Betroffenes Schweigen für einen Moment - »Sorry«, sagt schließlich jemand und es klickt in der Verbindung, Freizeichen jetzt. Wie kurz und glatt dieses Wort doch von anglikanischer Zunge geht, zum dutzendfachen Gebrauch täglich prädestiniert. Müde seufze ich und drücke die Wiederwahltaste: Wahrscheinlich muss man sich freuen, wenn es nur die NSA ist und nicht auch noch der BND. Aber vielleicht sind die Kollegen dort auch schlicht stiller weil eingeschlafen.

»Willkommen beim Buchungsservice der PrimAct AG – der Schnittstelle für Integration und Kommunikation. Wir bringen Politik und Wirtschaft zusammen«, säuselt eine professionelle Frauenstimme, offenbar eine Bandansage. »Möchten Sie an einem unserer Wellness-Wochenenden teilnehmen? Dann nennen Sie bitte Ihren persönlichen Gutscheincode. Sie finden ihn unten links auf Ihrer persönlichen Einladung.« Endlich begreife ich, dass ein vollautomatisierter Telefonservice natürlich die Hemmschwelle für Neukunden senkt: Niemand muss einem realen Menschen in möglichst wohlgesetzten Worten darlegen, dass er Interesse an Vergünstigungen hat, die bei niederen Beamten unter Bestechung fallen. Gibt einem auch wieder das beruhigende Gefühl, letztlich nur dasselbe zu tun wie alle.

Sobald ich den Code vollständig vorgelesen habe, klickt die Weiterschaltung: »Nennen Sie nun den Termin, an dem Sie eines unserer Wellness-Wochenenden besuchen möchten. Beachten Sie dabei bitte, dass unser Serviceangebot samstags um 13.00 Uhr beginnt und sonntags um 14.30 endet. Leider können Sie zu unseren Veranstaltungen niemanden mitbringen, sie stehen ausschließlich verdienten Mitarbeitern des Parlaments und der Regierung offen. Im Interesse angeregter Gespräche werden je nach Zusammensetzung der Teilnehmergruppe jedoch Vertreter der Wirtschaft hinzugeladen. Bitte nennen Sie jetzt Ihren Wunschtermin.« Blicke mich noch einmal kurz in meiner Wüstenei um. Dann nenne ich das kommende Wochenende, Herz schweig stille.
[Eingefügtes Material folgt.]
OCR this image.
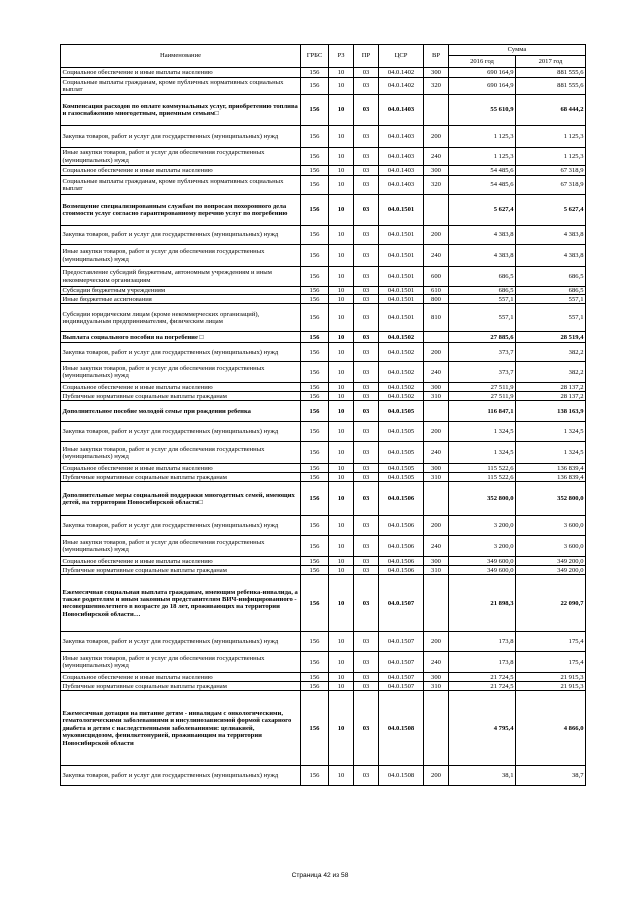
Наименование	ГРБС	РЗ	ПР	ЦСР	ВР	Сумма	
						2016 год	2017 год
Социальное обеспечение и иные выплаты населению	156	10	03	04.0.1402	300	690 164,9	881 555,6
Социальные выплаты гражданам, кроме публичных нормативных социальных выплат	156	10	03	04.0.1402	320	690 164,9	881 555,6
Компенсация расходов по оплате коммунальных услуг, приобретению топлива и газоснабжению многодетным, приемным семьям□	156	10	03	04.0.1403		55 610,9	68 444,2
Закупка товаров, работ и услуг для государственных (муниципальных) нужд	156	10	03	04.0.1403	200	1 125,3	1 125,3
Иные закупки товаров, работ и услуг для обеспечения государственных (муниципальных) нужд	156	10	03	04.0.1403	240	1 125,3	1 125,3
Социальное обеспечение и иные выплаты населению	156	10	03	04.0.1403	300	54 485,6	67 318,9
Социальные выплаты гражданам, кроме публичных нормативных социальных выплат	156	10	03	04.0.1403	320	54 485,6	67 318,9
Возмещение специализированным службам по вопросам похоронного дела стоимости услуг согласно гарантированному перечню услуг по погребению	156	10	03	04.0.1501		5 627,4	5 627,4
Закупка товаров, работ и услуг для государственных (муниципальных) нужд	156	10	03	04.0.1501	200	4 383,8	4 383,8
Иные закупки товаров, работ и услуг для обеспечения государственных (муниципальных) нужд	156	10	03	04.0.1501	240	4 383,8	4 383,8
Предоставление субсидий бюджетным, автономным учреждениям и иным некоммерческим организациям	156	10	03	04.0.1501	600	686,5	686,5
Субсидии бюджетным учреждениям	156	10	03	04.0.1501	610	686,5	686,5
Иные бюджетные ассигнования	156	10	03	04.0.1501	800	557,1	557,1
Субсидии юридическим лицам (кроме некоммерческих организаций), индивидуальным предпринимателям, физическим лицам	156	10	03	04.0.1501	810	557,1	557,1
Выплата социального пособия на погребение □	156	10	03	04.0.1502		27 885,6	28 519,4
Закупка товаров, работ и услуг для государственных (муниципальных) нужд	156	10	03	04.0.1502	200	373,7	382,2
Иные закупки товаров, работ и услуг для обеспечения государственных (муниципальных) нужд	156	10	03	04.0.1502	240	373,7	382,2
Социальное обеспечение и иные выплаты населению	156	10	03	04.0.1502	300	27 511,9	28 137,2
Публичные нормативные социальные выплаты гражданам	156	10	03	04.0.1502	310	27 511,9	28 137,2
Дополнительное пособие молодой семье при рождении ребенка	156	10	03	04.0.1505		116 847,1	138 163,9
Закупка товаров, работ и услуг для государственных (муниципальных) нужд	156	10	03	04.0.1505	200	1 324,5	1 324,5
Иные закупки товаров, работ и услуг для обеспечения государственных (муниципальных) нужд	156	10	03	04.0.1505	240	1 324,5	1 324,5
Социальное обеспечение и иные выплаты населению	156	10	03	04.0.1505	300	115 522,6	136 839,4
Публичные нормативные социальные выплаты гражданам	156	10	03	04.0.1505	310	115 522,6	136 839,4
Дополнительные меры социальной поддержки многодетных семей, имеющих детей, на территории Новосибирской области□	156	10	03	04.0.1506		352 800,0	352 800,0
Закупка товаров, работ и услуг для государственных (муниципальных) нужд	156	10	03	04.0.1506	200	3 200,0	3 600,0
Иные закупки товаров, работ и услуг для обеспечения государственных (муниципальных) нужд	156	10	03	04.0.1506	240	3 200,0	3 600,0
Социальное обеспечение и иные выплаты населению	156	10	03	04.0.1506	300	349 600,0	349 200,0
Публичные нормативные социальные выплаты гражданам	156	10	03	04.0.1506	310	349 600,0	349 200,0
Ежемесячная социальная выплата гражданам, имеющим ребенка-инвалида, а также родителям и иным законным представителям ВИЧ-инфицированного - несовершеннолетнего в возрасте до 18 лет, проживающих на территории Новосибирской области…	156	10	03	04.0.1507		21 898,3	22 090,7
Закупка товаров, работ и услуг для государственных (муниципальных) нужд	156	10	03	04.0.1507	200	173,8	175,4
Иные закупки товаров, работ и услуг для обеспечения государственных (муниципальных) нужд	156	10	03	04.0.1507	240	173,8	175,4
Социальное обеспечение и иные выплаты населению	156	10	03	04.0.1507	300	21 724,5	21 915,3
Публичные нормативные социальные выплаты гражданам	156	10	03	04.0.1507	310	21 724,5	21 915,3
Ежемесячная дотация на питание детям - инвалидам с онкологическими, гематологическими заболеваниями и инсулинозависимой формой сахарного диабета и детям с наследственными заболеваниями: целиакией, муковисцидозом, фенилкетонурией, проживающим на территории Новосибирской области	156	10	03	04.0.1508		4 795,4	4 866,0
Закупка товаров, работ и услуг для государственных (муниципальных) нужд	156	10	03	04.0.1508	200	38,1	38,7
Страница 42 из 58
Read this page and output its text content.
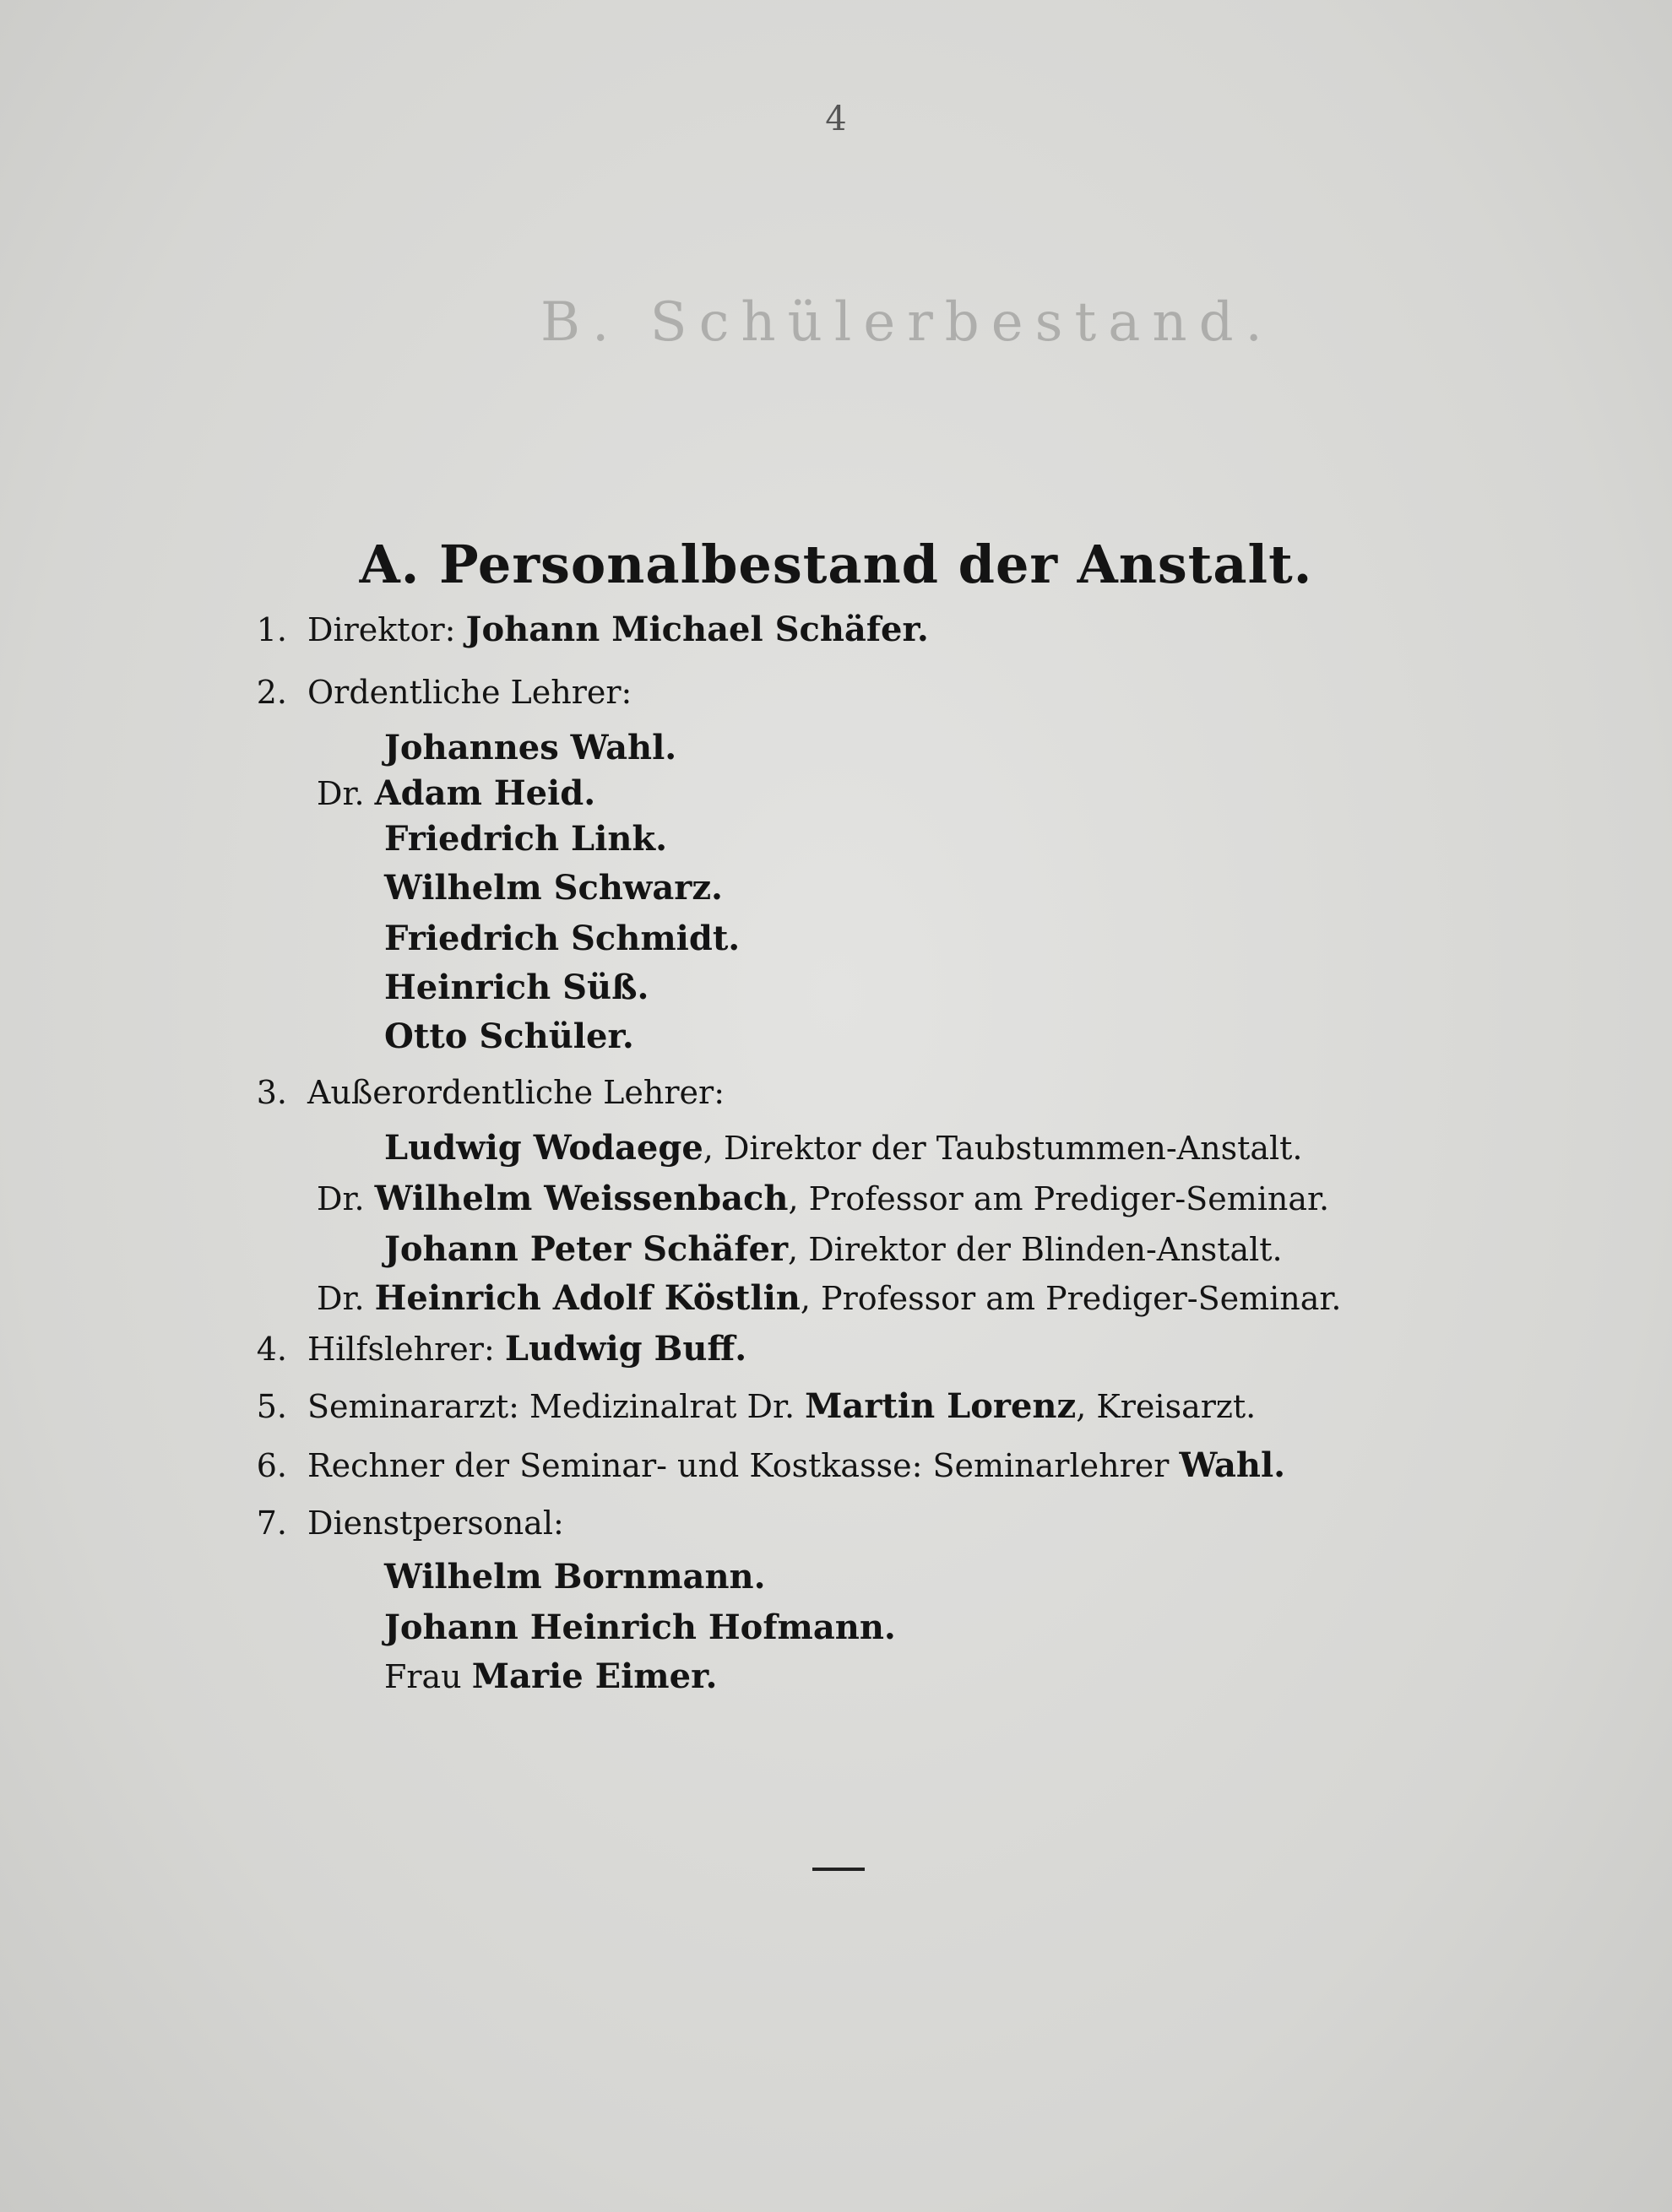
B. Schülerbestand.
4
A. Personalbestand der Anstalt.
1. Direktor: Johann Michael Schäfer.
2. Ordentliche Lehrer:
Johannes Wahl.
Dr. Adam Heid.
Friedrich Link.
Wilhelm Schwarz.
Friedrich Schmidt.
Heinrich Süß.
Otto Schüler.
3. Außerordentliche Lehrer:
Ludwig Wodaege, Direktor der Taubstummen-Anstalt.
Dr. Wilhelm Weissenbach, Professor am Prediger-Seminar.
Johann Peter Schäfer, Direktor der Blinden-Anstalt.
Dr. Heinrich Adolf Köstlin, Professor am Prediger-Seminar.
4. Hilfslehrer: Ludwig Buff.
5. Seminararzt: Medizinalrat Dr. Martin Lorenz, Kreisarzt.
6. Rechner der Seminar- und Kostkasse: Seminarlehrer Wahl.
7. Dienstpersonal:
Wilhelm Bornmann.
Johann Heinrich Hofmann.
Frau Marie Eimer.
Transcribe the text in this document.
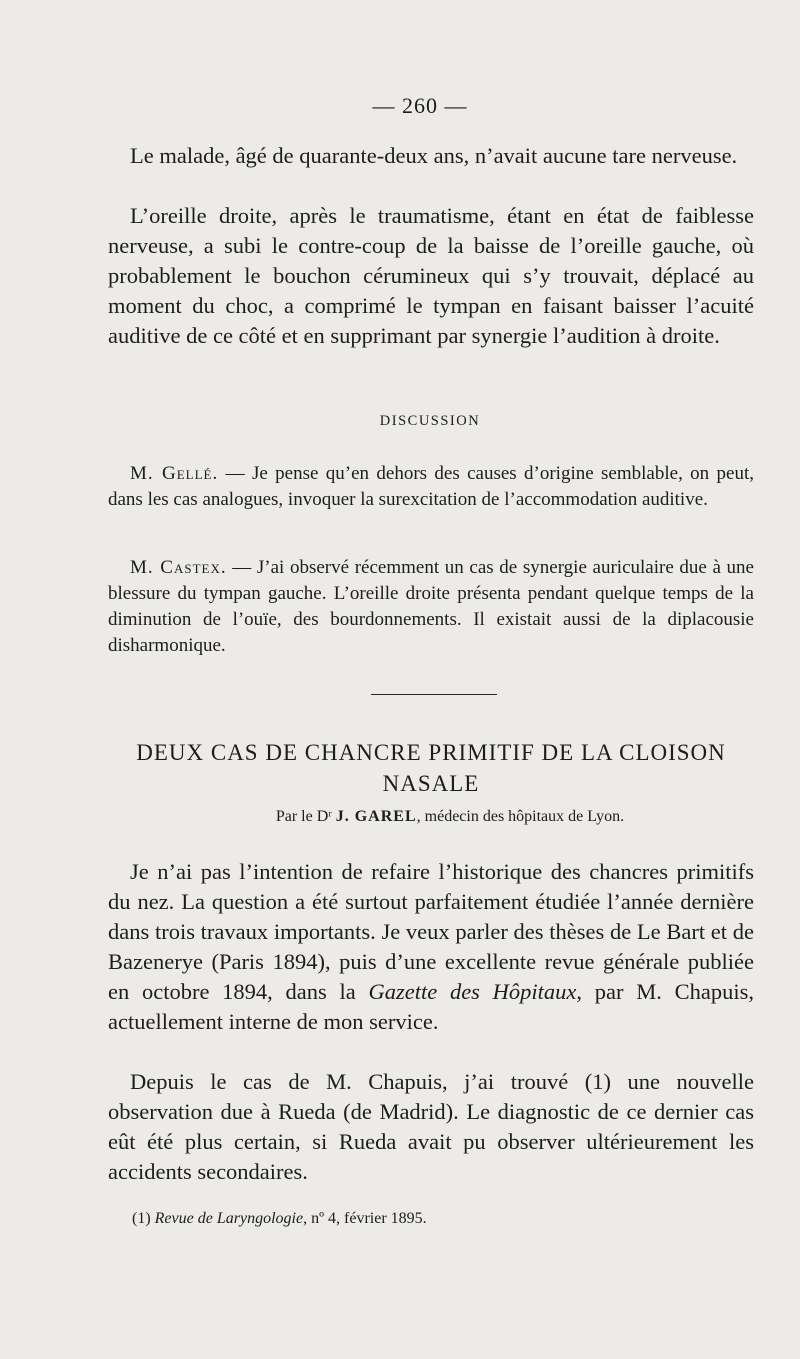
— 260 —

Le malade, âgé de quarante-deux ans, n’avait aucune tare nerveuse.

L’oreille droite, après le traumatisme, étant en état de faiblesse nerveuse, a subi le contre-coup de la baisse de l’oreille gauche, où probablement le bouchon cérumineux qui s’y trouvait, déplacé au moment du choc, a comprimé le tympan en faisant baisser l’acuité auditive de ce côté et en supprimant par synergie l’audition à droite.

DISCUSSION

M. Gellé. — Je pense qu’en dehors des causes d’origine semblable, on peut, dans les cas analogues, invoquer la surexcitation de l’accommodation auditive.

M. Castex. — J’ai observé récemment un cas de synergie auriculaire due à une blessure du tympan gauche. L’oreille droite présenta pendant quelque temps de la diminution de l’ouïe, des bourdonnements. Il existait aussi de la diplacousie disharmonique.

DEUX CAS DE CHANCRE PRIMITIF DE LA CLOISON
NASALE
Par le Dʳ J. GAREL, médecin des hôpitaux de Lyon.

Je n’ai pas l’intention de refaire l’historique des chancres primitifs du nez. La question a été surtout parfaitement étudiée l’année dernière dans trois travaux importants. Je veux parler des thèses de Le Bart et de Bazenerye (Paris 1894), puis d’une excellente revue générale publiée en octobre 1894, dans la Gazette des Hôpitaux, par M. Chapuis, actuellement interne de mon service.

Depuis le cas de M. Chapuis, j’ai trouvé (1) une nouvelle observation due à Rueda (de Madrid). Le diagnostic de ce dernier cas eût été plus certain, si Rueda avait pu observer ultérieurement les accidents secondaires.

(1) Revue de Laryngologie, nº 4, février 1895.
»Anhand Ihres personalisierten Gutscheincodes werden wir Ihnen morgen eine Bestätigung Ihrer Buchung zukommen lassen. Die Kosten Ihrer An- und Abreise werden natürlich von uns übernommen. Wir danken Ihnen für Ihr Interesse an unserem Angebot und wünschen Ihnen schon jetzt eine entspannende und erholsame Zeit: Sie haben es sich verdient.«

Damit wird die Verbindung, wiederum vollautomatisch, getrennt und lässt mich heillos aufgewühlt zurück.